CCSP Free Practice Test

- (Exam Topic 1)
Which aspect of archiving must be tested regularly for the duration of retention requirements?

1. A. Availability
2. B. Recoverability
3. C. Auditability
4. D. Portability

Correct Answer: B
In order for any archiving system to be deemed useful and compliant, regular tests must be performed to ensure the data can still be recovered and accessible, should it ever be needed, for the duration of the retention requirements.

- (Exam Topic 3)
Where is a DLP solution generally installed when utilized for monitoring data at rest?

1. A. Network firewall
2. B. Host system
3. C. Application server
4. D. Database server

Correct Answer: B
To monitor data at rest appropriately, the DLP solution would be installed on the host system where the data resides. A database server, in some situations, may be an appropriate answer, but the host system is the best answer because a database server is only one example of where data could reside. An application server processes data and typically sits between the data and presentation zones, and as such, does not store data at rest. A network firewall would be more appropriate for data in transit because it is not a place where data would reside.

- (Exam Topic 3)
Most APIs will support a variety of different data formats or structures.
However, the SOAP API will only support which one of the following data formats?

1. A. XML
2. B. XSLT
3. C. JSON
4. D. SAML

Correct Answer: A
The Simple Object Access Protocol (SOAP) protocol only supports the Extensible Markup Language (XML) data format.
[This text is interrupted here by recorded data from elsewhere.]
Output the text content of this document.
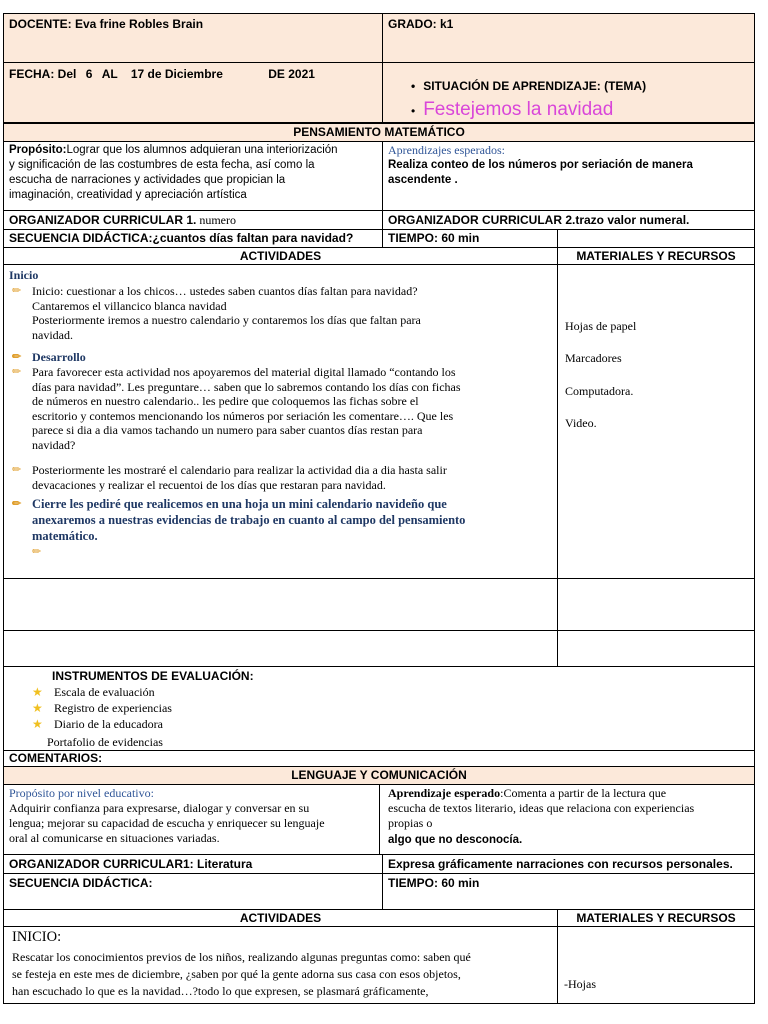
DOCENTE: Eva frine Robles Brain	GRADO: k1
FECHA: Del 6 AL 17 de Diciembre	DE 2021
• SITUACIÓN DE APRENDIZAJE: (TEMA)
• Festejemos la navidad
PENSAMIENTO MATEMÁTICO
Propósito:Lograr que los alumnos adquieran una interiorización
y significación de las costumbres de esta fecha, así como la
escucha de narraciones y actividades que propician la
imaginación, creatividad y apreciación artística
Aprendizajes esperados:
Realiza conteo de los números por seriación de manera
ascendente .
ORGANIZADOR CURRICULAR 1. numero	ORGANIZADOR CURRICULAR 2.trazo valor numeral.
SECUENCIA DIDÁCTICA:¿cuantos días faltan para navidad?	TIEMPO: 60 min
ACTIVIDADES	MATERIALES Y RECURSOS
Inicio
✏ Inicio: cuestionar a los chicos… ustedes saben cuantos días faltan para navidad?
Cantaremos el villancico blanca navidad
Posteriormente iremos a nuestro calendario y contaremos los días que faltan para
navidad.
✏ Desarrollo
✏ Para favorecer esta actividad nos apoyaremos del material digital llamado “contando los
días para navidad”. Les preguntare… saben que lo sabremos contando los días con fichas
de números en nuestro calendario.. les pedire que coloquemos las fichas sobre el
escritorio y contemos mencionando los números por seriación les comentare…. Que les
parece si dia a dia vamos tachando un numero para saber cuantos días restan para
navidad?
✏ Posteriormente les mostraré el calendario para realizar la actividad dia a dia hasta salir
devacaciones y realizar el recuentoi de los días que restaran para navidad.
✏ Cierre les pediré que realicemos en una hoja un mini calendario navideño que
anexaremos a nuestras evidencias de trabajo en cuanto al campo del pensamiento
matemático.
✏
Hojas de papel
Marcadores
Computadora.
Video.
INSTRUMENTOS DE EVALUACIÓN:
★ Escala de evaluación
★ Registro de experiencias
★ Diario de la educadora
Portafolio de evidencias
COMENTARIOS:
LENGUAJE Y COMUNICACIÓN
Propósito por nivel educativo:
Adquirir confianza para expresarse, dialogar y conversar en su
lengua; mejorar su capacidad de escucha y enriquecer su lenguaje
oral al comunicarse en situaciones variadas.
Aprendizaje esperado:Comenta a partir de la lectura que
escucha de textos literario, ideas que relaciona con experiencias
propias o
algo que no desconocía.
ORGANIZADOR CURRICULAR1: Literatura	Expresa gráficamente narraciones con recursos personales.
SECUENCIA DIDÁCTICA:	TIEMPO: 60 min
ACTIVIDADES	MATERIALES Y RECURSOS
INICIO:
Rescatar los conocimientos previos de los niños, realizando algunas preguntas como: saben qué
se festeja en este mes de diciembre, ¿saben por qué la gente adorna sus casa con esos objetos,
han escuchado lo que es la navidad…?todo lo que expresen, se plasmará gráficamente,	-Hojas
Although the other options are all data formats or data structures, they are not supported by SOAP.

- (Exam Topic 2)
Which crucial aspect of cloud computing can be most threatened by insecure APIs?

1. A. Automation
2. B. Redundancy
3. C. Resource pooling
4. D. Elasticity

Correct Answer: A
Cloud environments depend heavily on API calls for management and automation. Any vulnerability with the APIs can cause significant risk and exposure to all tenants of the cloud environment.

- (Exam Topic 1)
Which of the following is NOT a regulatory system from the United States federal government?

1. A. PCI DSS
2. B. FISMA
3. C. SOX
4. D. HIPAA

Correct Answer: A
The payment card industry data security standard (PCI DSS) pertains to organizations that handle credit card transactions and is an industry regulatory standard, not a governmental one.